The nature of work has changed dramatically over the centuries. As a people, we moved from hunting and gathering, to subsistence farming, to larger agricultural communities, through industrialization to manufacturing and into the “information economy. Sweeping dramatic changes all, but each stage has demanded more physical work than thought. Even the information economy still encompasses much “grunt work” to keep it operating. In many cases in your career, companies are still only buying your “hands”. Sure, they might also be buying a certain amount of your “head” — your best thoughts and ideas — but the next wave in business, which many people do not understand, is asking people to sell their hearts, as well. This will not, and should not, come cheap.

It is probably obvious what I mean by selling your “hands” to your employer. In the past, this might have meant working in a farm field or on an assembly line, but today it could also apply to webmasters and server administrators whose job it is to keep information resources running. In my work as a computer consultant, most of my time is spent troubleshooting, repairing and recovering. Even though I find training and preventive maintenance to be much more involving and rewarding, in many ways I am the high-tech equivalent of a plumber. My job is to fix ‘what’s broke’ as quickly as possible.

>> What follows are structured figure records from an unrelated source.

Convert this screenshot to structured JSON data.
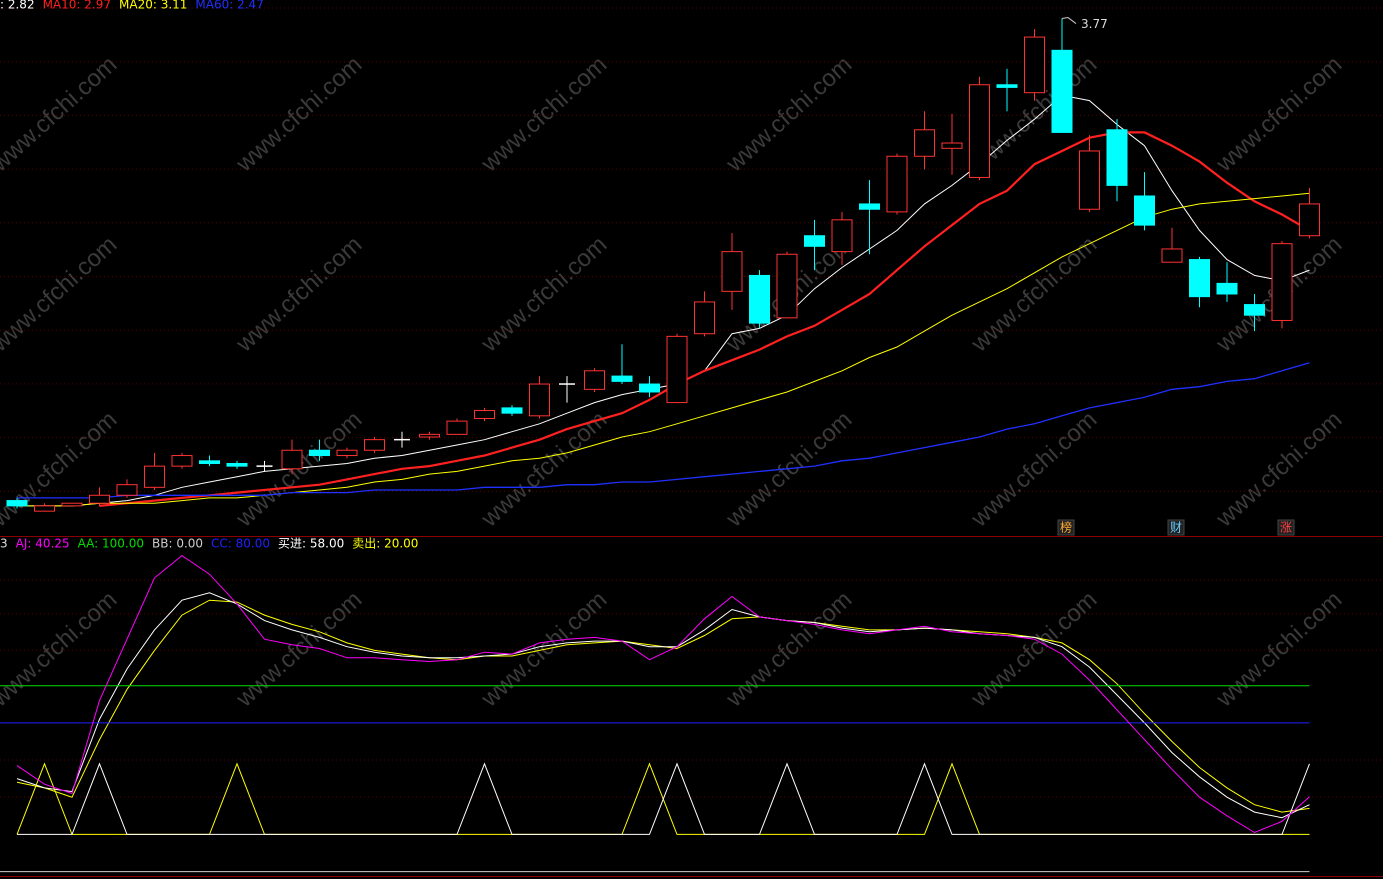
{
  "watermark": "www.cfchi.com",
  "chart_data": [
    {
      "type": "candlestick",
      "ylim": [
        1.82,
        3.84
      ],
      "up_color": "#ff3232",
      "down_color": "#00ffff",
      "flat_color": "#ffffff",
      "open": [
        1.95,
        1.91,
        1.93,
        1.94,
        1.97,
        2.0,
        2.08,
        2.1,
        2.09,
        2.08,
        2.07,
        2.14,
        2.12,
        2.14,
        2.18,
        2.19,
        2.2,
        2.26,
        2.3,
        2.27,
        2.39,
        2.37,
        2.42,
        2.39,
        2.32,
        2.58,
        2.74,
        2.8,
        2.64,
        2.95,
        2.89,
        3.07,
        3.04,
        3.25,
        3.28,
        3.17,
        3.52,
        3.49,
        3.65,
        3.05,
        3.35,
        3.1,
        2.85,
        2.86,
        2.77,
        2.69,
        2.63,
        2.95
      ],
      "high": [
        1.96,
        1.94,
        1.94,
        2.0,
        2.03,
        2.13,
        2.13,
        2.12,
        2.1,
        2.1,
        2.18,
        2.18,
        2.15,
        2.19,
        2.21,
        2.21,
        2.26,
        2.3,
        2.31,
        2.42,
        2.42,
        2.45,
        2.54,
        2.42,
        2.58,
        2.74,
        2.96,
        2.82,
        2.89,
        3.01,
        3.04,
        3.16,
        3.26,
        3.42,
        3.41,
        3.55,
        3.58,
        3.73,
        3.77,
        3.33,
        3.39,
        3.19,
        2.98,
        2.87,
        2.85,
        2.73,
        2.93,
        3.13
      ],
      "low": [
        1.92,
        1.91,
        1.93,
        1.93,
        1.96,
        1.99,
        2.07,
        2.08,
        2.07,
        2.06,
        2.05,
        2.1,
        2.11,
        2.13,
        2.15,
        2.18,
        2.2,
        2.25,
        2.27,
        2.26,
        2.32,
        2.36,
        2.39,
        2.34,
        2.32,
        2.57,
        2.67,
        2.6,
        2.64,
        2.82,
        2.84,
        2.88,
        3.03,
        3.2,
        3.18,
        3.16,
        3.42,
        3.46,
        3.34,
        3.04,
        3.08,
        2.97,
        2.85,
        2.68,
        2.7,
        2.59,
        2.6,
        2.94
      ],
      "close": [
        1.93,
        1.93,
        1.94,
        1.97,
        2.01,
        2.08,
        2.12,
        2.09,
        2.08,
        2.08,
        2.14,
        2.12,
        2.14,
        2.18,
        2.18,
        2.2,
        2.25,
        2.29,
        2.28,
        2.39,
        2.39,
        2.44,
        2.4,
        2.36,
        2.57,
        2.7,
        2.89,
        2.62,
        2.88,
        2.91,
        3.01,
        3.05,
        3.25,
        3.35,
        3.3,
        3.52,
        3.51,
        3.7,
        3.34,
        3.27,
        3.14,
        2.99,
        2.9,
        2.72,
        2.73,
        2.65,
        2.92,
        3.07
      ],
      "high_label_index": 38,
      "series": [
        {
          "label": ": 2.82",
          "color": "#ffffff",
          "width": 1,
          "values": [
            1.93,
            1.93,
            1.93,
            1.94,
            1.95,
            1.97,
            2.0,
            2.02,
            2.04,
            2.06,
            2.07,
            2.08,
            2.09,
            2.11,
            2.12,
            2.14,
            2.16,
            2.18,
            2.21,
            2.24,
            2.28,
            2.32,
            2.35,
            2.37,
            2.39,
            2.44,
            2.58,
            2.6,
            2.65,
            2.75,
            2.83,
            2.9,
            2.97,
            3.07,
            3.14,
            3.22,
            3.31,
            3.39,
            3.48,
            3.46,
            3.37,
            3.29,
            3.12,
            2.97,
            2.86,
            2.8,
            2.78,
            2.82
          ]
        },
        {
          "label": "MA10: 2.97",
          "color": "#ff2020",
          "width": 2.2,
          "values": [
            null,
            null,
            null,
            1.93,
            1.94,
            1.95,
            1.96,
            1.97,
            1.98,
            1.99,
            2.0,
            2.01,
            2.03,
            2.05,
            2.07,
            2.08,
            2.1,
            2.12,
            2.15,
            2.18,
            2.22,
            2.25,
            2.28,
            2.33,
            2.39,
            2.44,
            2.48,
            2.52,
            2.57,
            2.61,
            2.67,
            2.73,
            2.82,
            2.91,
            2.99,
            3.07,
            3.12,
            3.22,
            3.27,
            3.32,
            3.34,
            3.34,
            3.29,
            3.23,
            3.15,
            3.08,
            3.03,
            2.97
          ]
        },
        {
          "label": "MA20: 3.11",
          "color": "#ffff00",
          "width": 1,
          "values": [
            1.93,
            1.93,
            1.93,
            1.94,
            1.94,
            1.94,
            1.95,
            1.96,
            1.96,
            1.97,
            1.98,
            1.99,
            2.0,
            2.02,
            2.03,
            2.05,
            2.06,
            2.08,
            2.1,
            2.11,
            2.13,
            2.16,
            2.19,
            2.21,
            2.24,
            2.27,
            2.3,
            2.33,
            2.36,
            2.4,
            2.44,
            2.49,
            2.53,
            2.59,
            2.65,
            2.7,
            2.75,
            2.81,
            2.87,
            2.92,
            2.97,
            3.02,
            3.05,
            3.07,
            3.08,
            3.09,
            3.1,
            3.11
          ]
        },
        {
          "label": "MA60: 2.47",
          "color": "#2030ff",
          "width": 1.3,
          "values": [
            1.96,
            1.96,
            1.96,
            1.96,
            1.97,
            1.97,
            1.97,
            1.97,
            1.97,
            1.97,
            1.98,
            1.98,
            1.98,
            1.99,
            1.99,
            1.99,
            1.99,
            2.0,
            2.0,
            2.0,
            2.01,
            2.01,
            2.02,
            2.02,
            2.03,
            2.04,
            2.05,
            2.06,
            2.07,
            2.08,
            2.1,
            2.11,
            2.13,
            2.15,
            2.17,
            2.19,
            2.22,
            2.24,
            2.27,
            2.3,
            2.32,
            2.34,
            2.37,
            2.38,
            2.4,
            2.41,
            2.44,
            2.47
          ]
        }
      ],
      "markers": [
        {
          "index": 38,
          "text": "榜",
          "color": "#ffaa33"
        },
        {
          "index": 42,
          "text": "财",
          "color": "#66ccff"
        },
        {
          "index": 46,
          "text": "涨",
          "color": "#ff4040"
        }
      ]
    },
    {
      "type": "line",
      "ylim": [
        -4,
        180
      ],
      "cut_label": "3",
      "series": [
        {
          "label": "AJ: 40.25",
          "color": "#ff00ff",
          "values": [
            57,
            47,
            42,
            92,
            125,
            158,
            170,
            160,
            144,
            125,
            122,
            120,
            115,
            115,
            114,
            113,
            114,
            118,
            117,
            123,
            125,
            126,
            124,
            114,
            121,
            136,
            148,
            137,
            135,
            133,
            130,
            128,
            130,
            132,
            129,
            128,
            127,
            125,
            117,
            103,
            87,
            71,
            55,
            40,
            30,
            21,
            27,
            40.25
          ]
        },
        {
          "label": "AA: 100.00",
          "color": "#00dd00",
          "level": 100
        },
        {
          "label": "BB: 0.00",
          "color": "#cccccc",
          "level": 0
        },
        {
          "label": "CC: 80.00",
          "color": "#2020ff",
          "level": 80
        },
        {
          "label": "买进: 58.00",
          "color": "#ffffff",
          "values": [
            20,
            20,
            20,
            58,
            20,
            20,
            20,
            20,
            20,
            20,
            20,
            20,
            20,
            20,
            20,
            20,
            20,
            58,
            20,
            20,
            20,
            20,
            20,
            20,
            58,
            20,
            20,
            20,
            58,
            20,
            20,
            20,
            20,
            58,
            20,
            20,
            20,
            20,
            20,
            20,
            20,
            20,
            20,
            20,
            20,
            20,
            20,
            58
          ]
        },
        {
          "label": "卖出: 20.00",
          "color": "#ffff00",
          "values": [
            20,
            58,
            20,
            20,
            20,
            20,
            20,
            20,
            58,
            20,
            20,
            20,
            20,
            20,
            20,
            20,
            20,
            20,
            20,
            20,
            20,
            20,
            20,
            58,
            20,
            20,
            20,
            20,
            20,
            20,
            20,
            20,
            20,
            20,
            58,
            20,
            20,
            20,
            20,
            20,
            20,
            20,
            20,
            20,
            20,
            20,
            20,
            20
          ]
        },
        {
          "color": "#ffffff",
          "values": [
            50,
            45,
            43,
            82,
            109,
            130,
            146,
            150,
            144,
            135,
            130,
            126,
            121,
            118,
            116,
            115,
            115,
            116,
            117,
            121,
            123,
            124,
            124,
            121,
            121,
            130,
            141,
            137,
            135,
            134,
            131,
            129,
            130,
            131,
            130,
            128,
            127,
            126,
            121,
            110,
            95,
            80,
            64,
            51,
            40,
            32,
            29,
            36
          ]
        },
        {
          "color": "#ffff00",
          "values": [
            48,
            45,
            40,
            71,
            98,
            119,
            138,
            146,
            145,
            138,
            133,
            129,
            123,
            119,
            117,
            115,
            114,
            116,
            116,
            119,
            122,
            123,
            124,
            122,
            120,
            127,
            136,
            137,
            135,
            134,
            132,
            130,
            130,
            131,
            130,
            129,
            128,
            126,
            123,
            114,
            101,
            85,
            70,
            56,
            45,
            36,
            32,
            34
          ]
        }
      ]
    }
  ]
}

As I am moving my consulting business into New Media work, I find that I am selling more of my “head” than my hands. Instead of doing the actual work of setting up blogs and social media accounts, I spend more time helping individuals and businesses discover what is possible and the best ways to make use of these new tools. I have moved from making the automobile on the assembly line to helping design the car that will be made by others. In some ways, writing this column and podcast has also been more “head” work than “hand.” Each week I try to develop ideas that help you “build the career you deserve.” This shows how different parts of your career can simultaneously be at different steps in this new migration of the concepts of career and work.

Today, though, we are entering entirely new waters in the work world. To be deeply successful, to do the best work possible, we need to find a company, a business or a life where we can “sell” our “heart” — our passion. While it can sound odd to discuss selling our passion, that is truly what we are doing. In the best careers, we find a place where we are willing to provide our passionate skills and thoughts to another in return for monetary rewards. This isn’t selling out. This is finding what I consider to be the epitome, sine quo non, of careers — a career where you make money doing something you love. A career in which you can invest your heart and soul. A career that supports you not only monetarily, but spiritually.

I am sure some of you are shaking your heads, not believing that such a career exists, but you can look around you to see some current practitioners of this idea. Yo Yo Ma and other classical musicians of less reknown make a living doing what they love. Many other artists, too. Many of the great thinkers we read or see speak at conferences all over the world have reached this level, in some ways. It isn’t only famous people, though. The songwriter who sells a top 40 hit remains largely unknown, but supports themselves and their families in fine style. We have many friend who are “working” actors you see on television nearly every day, who love their work and are successful, even if they are not “star” names to you. For me, the very definition of success is having a comfortable life while doing something you love. There are opportunities to be successful no matter your industry or type of work. These opportunities arise from finding a place where you can exercise your passions as much as possible. In some ways, I don’t think you can do your best work unless you are truly passionate about what you are doing.

So what are you selling? Your hands, your head or your heart? If you want to build the career you deserve you need to do some hard thinking about your work and your life. You need to discover your passions so that you can go and find a place — a new company, your own business, a career in the arts, whatever — where you can engage your passions and reach the highest levels of financial and spiritual success possible.